2. Les événements littéraires à
caractère historique
Lucien Goldmann affirme dans « Introduction aux premiers
écrit de Georges Lukacs » que « tout fait humain se
présente à la fois comme une structure significative,
compréhensible par l'analyse des relations constitutives entre les
éléments qui la composent [...] et comme élément
constitutif d'un certain nombre d'autres structures plus vastes qui
l'embrassent et l'intègrent» (Lukacs, 1962 : 157). Ce qui veut
dire que tout fait humain est dynamique et ne saurait être compris que
par l'étude de sa composition et son évolution interne et par la
place qu'il occupe dans un grand groupe, la société. Nous
estimons que les événements historiques à visée
littéraire pourront nous aider à comprendre le fait
littéraire tchadien.
2.1 Les activités des associations
littéraires
L'écrivain, comme le dit Catherine Wieder «
écrit à une certaine époque, dans un certain milieu, pour
un certain public. Il est soumis à un conditionnement sociologique,
économique, idéologique. En même temps, un écrivain
vient après et à côté d'autres
écrivains» (Wieder, 1988 : 151). Les salons, par exemple
contribuent à structurer le champ littéraire comme le feront en
d'autres états du champ, les revues ou les éditeurs. Bourdieu
parle d'imbrication profonde du champ littéraire et du champ politique
« par le travers des écrivains et du salon»

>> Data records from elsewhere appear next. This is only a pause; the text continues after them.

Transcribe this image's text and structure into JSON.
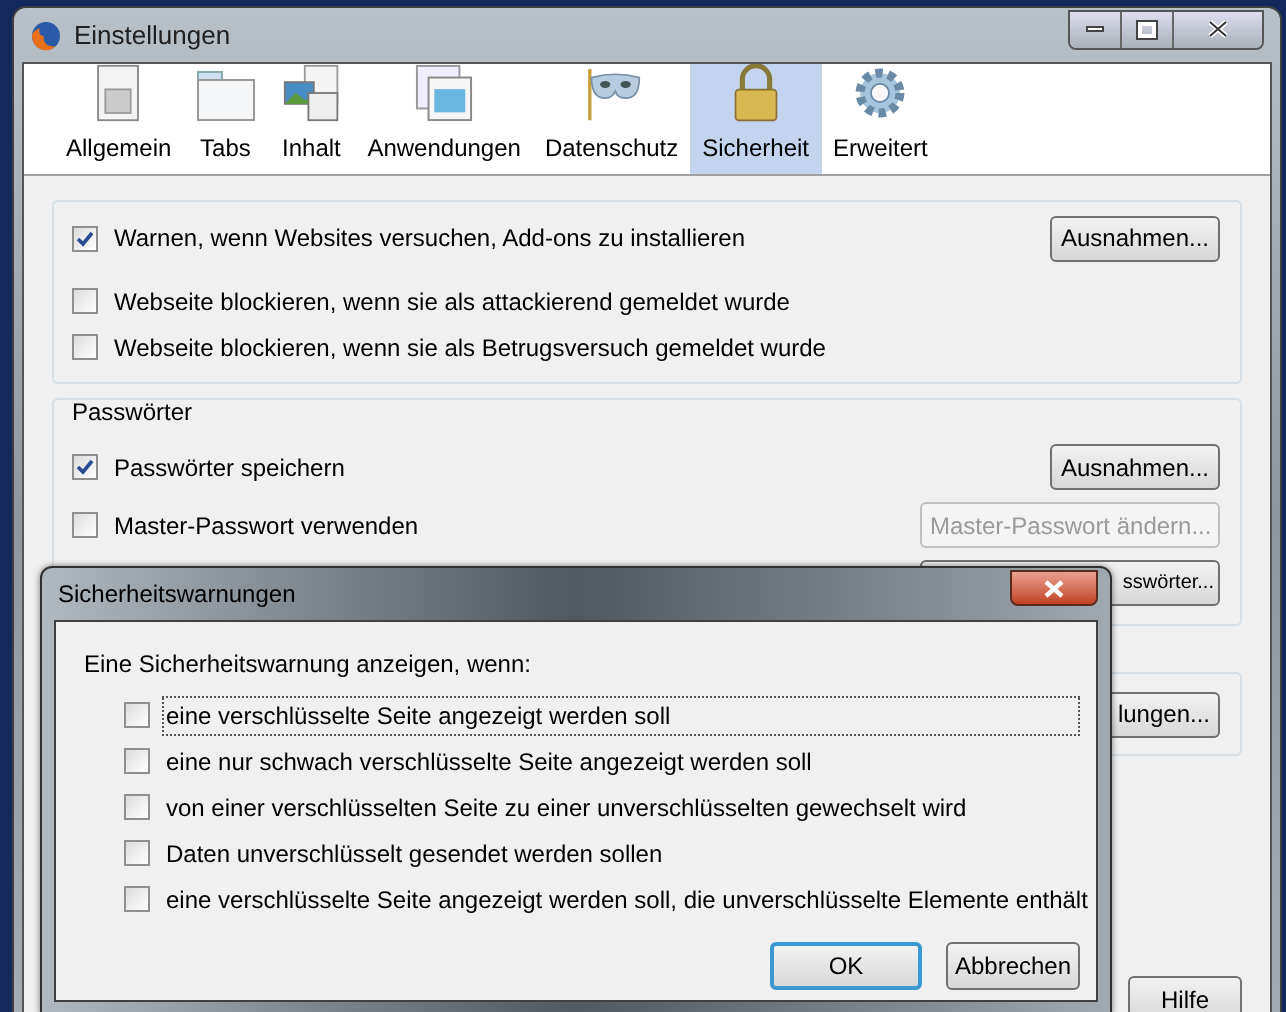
{
  "window": {
    "title": "Einstellungen"
  },
  "toolbar": [
    {
      "label": "Allgemein",
      "selected": false,
      "kind": "switch"
    },
    {
      "label": "Tabs",
      "selected": false,
      "kind": "tabs"
    },
    {
      "label": "Inhalt",
      "selected": false,
      "kind": "content"
    },
    {
      "label": "Anwendungen",
      "selected": false,
      "kind": "apps"
    },
    {
      "label": "Datenschutz",
      "selected": false,
      "kind": "mask"
    },
    {
      "label": "Sicherheit",
      "selected": true,
      "kind": "lock"
    },
    {
      "label": "Erweitert",
      "selected": false,
      "kind": "gear"
    }
  ],
  "security": {
    "options": [
      {
        "label": "Warnen, wenn Websites versuchen, Add-ons zu installieren",
        "checked": true
      },
      {
        "label": "Webseite blockieren, wenn sie als attackierend gemeldet wurde",
        "checked": false
      },
      {
        "label": "Webseite blockieren, wenn sie als Betrugsversuch gemeldet wurde",
        "checked": false
      }
    ],
    "button": "Ausnahmen..."
  },
  "passwords": {
    "title": "Passwörter",
    "options": [
      {
        "label": "Passwörter speichern",
        "checked": true,
        "button": {
          "label": "Ausnahmen...",
          "disabled": false
        }
      },
      {
        "label": "Master-Passwort verwenden",
        "checked": false,
        "button": {
          "label": "Master-Passwort ändern...",
          "disabled": true
        }
      }
    ],
    "saved_button": "sswörter..."
  },
  "warnings_button": "lungen...",
  "help_button": "Hilfe",
  "dialog": {
    "title": "Sicherheitswarnungen",
    "prompt": "Eine Sicherheitswarnung anzeigen, wenn:",
    "options": [
      {
        "label": "eine verschlüsselte Seite angezeigt werden soll",
        "checked": false,
        "focused": true
      },
      {
        "label": "eine nur schwach verschlüsselte Seite angezeigt werden soll",
        "checked": false,
        "focused": false
      },
      {
        "label": "von einer verschlüsselten Seite zu einer unverschlüsselten gewechselt wird",
        "checked": false,
        "focused": false
      },
      {
        "label": "Daten unverschlüsselt gesendet werden sollen",
        "checked": false,
        "focused": false
      },
      {
        "label": "eine verschlüsselte Seite angezeigt werden soll, die unverschlüsselte Elemente enthält",
        "checked": false,
        "focused": false
      }
    ],
    "buttons": [
      {
        "label": "OK",
        "default": true
      },
      {
        "label": "Abbrechen",
        "default": false
      }
    ]
  }
}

(Bourdieu, 1998 : 89). Une étude sociologique du fait
littéraire ne peut pas à cet effet faire abstraction des
événements associatifs. Au Tchad, les chercheurs ont
relevé qu'il n'existe pas de grandes écoles idéologiques
au sens de « regroupement d'écrivains autour d'un programme
esthétique et, souvent des moyens éditoriaux.» (Aron et
al. 2002 : 162). Chaque écrivain s'est fait des archétypes et
s'efforce à les imiter. Si les sources d'inspiration sont semblables,
disons avec Wieder, une fois de plus que « les livres se
répondent les uns les autres à l'intérieur d'une histoire
propre de la littérature qui s'ajoute à l'Histoire tout
court» (Wieder, 1988 :151). Il existe cependant des petits
regroupements de lecteurs, généralement des élèves
et étudiants qu'on peut appeler salons, entendons « lieu[x] de
réunion et de conversation » (ARON et al. 2002 : 539).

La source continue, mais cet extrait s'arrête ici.